Elementary Number Theory – How to Prove All Rational Numbers Are Either Terminating or Repeating Decimals

Question

I am trying to figure out how to prove that all rational numbers are either terminating decimal or repeating decimal numerals, but I am having a great difficulty in doing so. Any help will be greatly appreciated.

Answer 1

Hint$\ $ Consider what it means for a real $\rm\ 0 < \alpha < 1\ $ to have a periodic decimal expansion:

$$\begin{array}{rrl} &\alpha\!\!\! &\rm =\,\ 0\:.\overbrace{a_1a_2\cdots a_n^{\phantom{l}}}^{\textstyle a}\ \overbrace{\overline{c_1c_2\cdots c_k}}^{\textstyle \overline c}\ \ \text{ in radix } 10\\[.2em] \iff& \beta \!\!&\!:= \rm 10^n\, \alpha\! -\! a = 0\:.\overline{c_1c_2\cdots c_k}\\[.2em] \iff& 10^k\: \beta \!\!&=\ \rm c + \beta\\[.2em] \iff& (10^k-1)\ \beta \!\!&=\ \rm c\\[.2em] \iff&\!\!\!\! \rm (10^k-1)\ 10^n\: \alpha \!\!&\in\ \Bbb Z \end{array}\qquad$$

Thus to show that a rational $\rm\,\alpha\,$ has such a periodic expansion, it suffices to find $\rm\,k,n\,$ as above, i.e. so that $\rm\,(10^k-1)\,10^n\,$ serves as a denominator for $\rm\,\alpha.\,$ Put $\rm\,\alpha\, = a/b,\,$ and $\rm\, b = 2^i\,5^j\,d,\,$ where $\rm\,2,5\,\nmid d\,.\,$ Choosing $\rm\,n\, >\, i,\,j\,$ ensures that $\rm\,10^n\,\alpha\,$ has no factors of $\rm\,2\,$ or $\rm\,5\,$ in its denominator.
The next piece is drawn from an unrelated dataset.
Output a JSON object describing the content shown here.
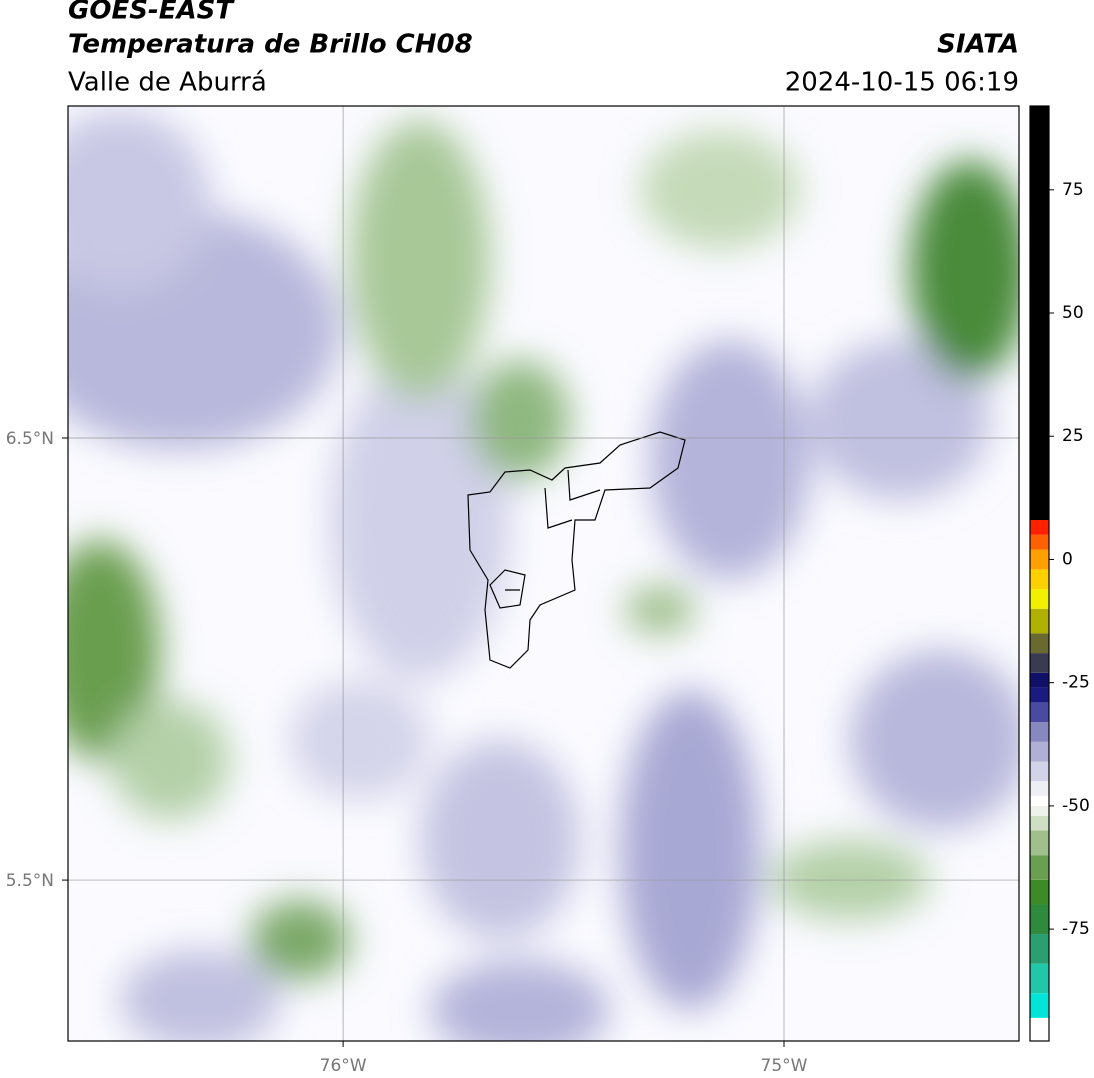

Hence it remains to find some $\rm\,k\,$ such that $\rm\,10^k-1\,$ will cancel the remaining factor of $\rm\,d\,$ in the denominator, i.e. such that $\rm\,d\,|\,10^k-1\,,\,$ or $\rm\,10^k\equiv 1\pmod{d}\,.\,$ Since $\rm\,10\,$ is coprime to $\rm\,d,\,$ by the Euler-Fermat theorem we may choose $\rm\,k = \phi(d),\,$ which completes the proof sketch. For the converse, see this answer.